Involuntary infertility often can be prevented. Providers can:

  • Counsel clients about STI prevention (see Sexually Transmitted Infections, Including HIV, Preventing Sexually Transmitted Infections). Encourage clients to seek treatment as soon as they think they might have an STI or
    might have been exposed.
  • Treat or refer clients with signs and symptoms of STIs and clinical PID (see Sexually Transmitted Infections, Including HIV, Symptoms of Sexually Transmitted Infections). Treating these infections can help to prevent infertility.
  • Avoid causing infection by following proper infection-prevention practices when performing medical procedures that pass instruments from the vagina into the uterus, such as IUD insertion(see Infection Prevention in the Clinic).
  • Treat or refer clients with signs or symptoms of infection postpartum or postabortion.
  • Help clients with fertility problems become aware of risks to fertility— not only infections but also lifestyle and environmental factors.
  • Counsel clients about available options for their future childbearing—that is, fertility preservation techniques such as sperm freezing for men and in vitro fertilization or freezing eggs—if they are being treated or are having surgery for
    cancer or other diseases that may affect reproductive tissues or organs.
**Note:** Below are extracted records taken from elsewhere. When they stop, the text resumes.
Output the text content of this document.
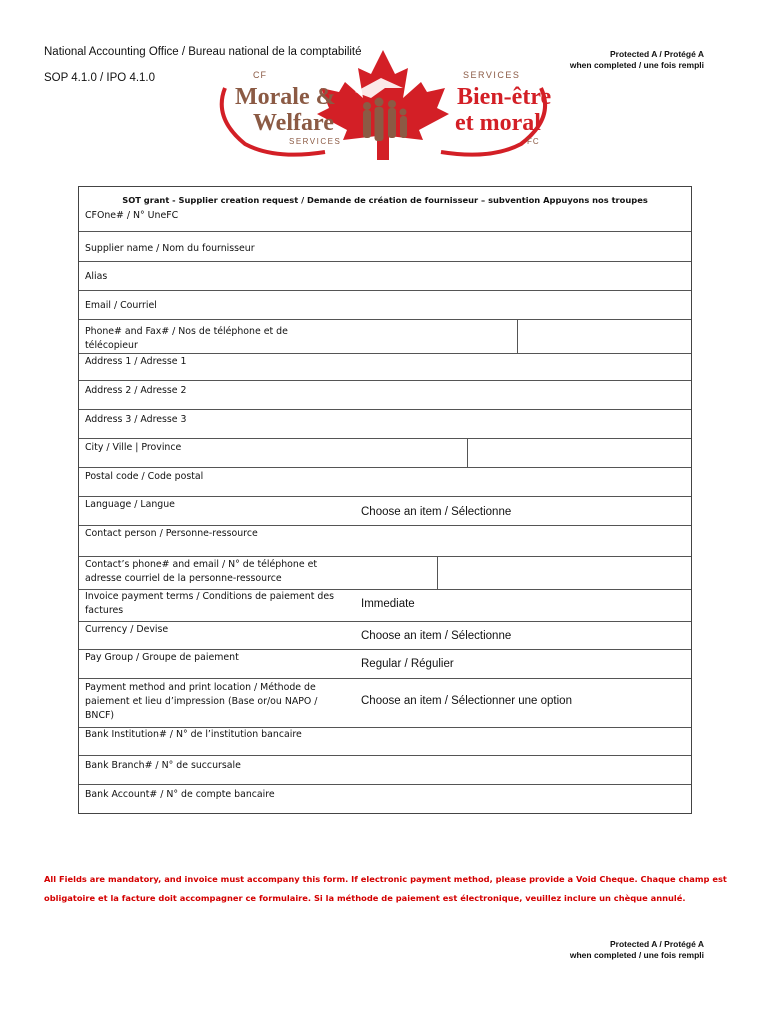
National Accounting Office / Bureau national de la comptabilité
SOP 4.1.0 / IPO 4.1.0
Protected A / Protégé A
when completed / une fois rempli
CF	SERVICES
Morale &
Welfare
SERVICES
Bien-être
et moral
FC
SOT grant - Supplier creation request / Demande de création de fournisseur – subvention Appuyons nos troupes
CFOne# / N° UneFC
Supplier name / Nom du fournisseur
Alias
Email / Courriel
Phone# and Fax# / Nos de téléphone et de télécopieur
Address 1 / Adresse 1
Address 2 / Adresse 2
Address 3 / Adresse 3
City / Ville | Province
Postal code / Code postal
Language / Langue
Choose an item / Sélectionne
Contact person / Personne-ressource
Contact’s phone# and email / N° de téléphone et adresse courriel de la personne-ressource
Invoice payment terms / Conditions de paiement des factures
Immediate
Currency / Devise
Choose an item / Sélectionne
Pay Group / Groupe de paiement
Regular / Régulier
Payment method and print location / Méthode de paiement et lieu d’impression (Base or/ou NAPO / BNCF)
Choose an item / Sélectionner une option
Bank Institution# / N° de l’institution bancaire
Bank Branch# / N° de succursale
Bank Account# / N° de compte bancaire
All Fields are mandatory, and invoice must accompany this form. If electronic payment method, please provide a Void Cheque. Chaque champ est obligatoire et la facture doit accompagner ce formulaire. Si la méthode de paiement est électronique, veuillez inclure un chèque annulé.
Protected A / Protégé A
when completed / une fois rempli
Contraceptives Do Not Cause Infertility
  • With most modern contraceptive methods, there is no significant delay in the time to desired pregnancy after contraception is stopped. On average, pregnancy occurs after 3 to 6 months of unprotected sex. There is great variation around this average, however, related to the age and the health status of the individuals in the couple. When counseling couples who stop contraception and want to have a child, aging and other factors affecting the fertility of the woman and the man need to be considered.
  • The return of fertility after injectable contraceptives are stopped usually takes longer than with most other methods (see Progestin- Only Injectables, Questions 7 and 8, and Monthly Injectables, Questions 10 and 11). In time, however, a woman is as fertile as before using the method, taking aging into account.
  • Among women with current gonorrhea or chlamydia, IUD insertion  slightly increases the risk of pelvic inflammatory disease in the first 20 days after insertion. However, research has not found that former
    IUD users are more likely to be infertile than other women (see Copper-Bearing IUD, Question 4).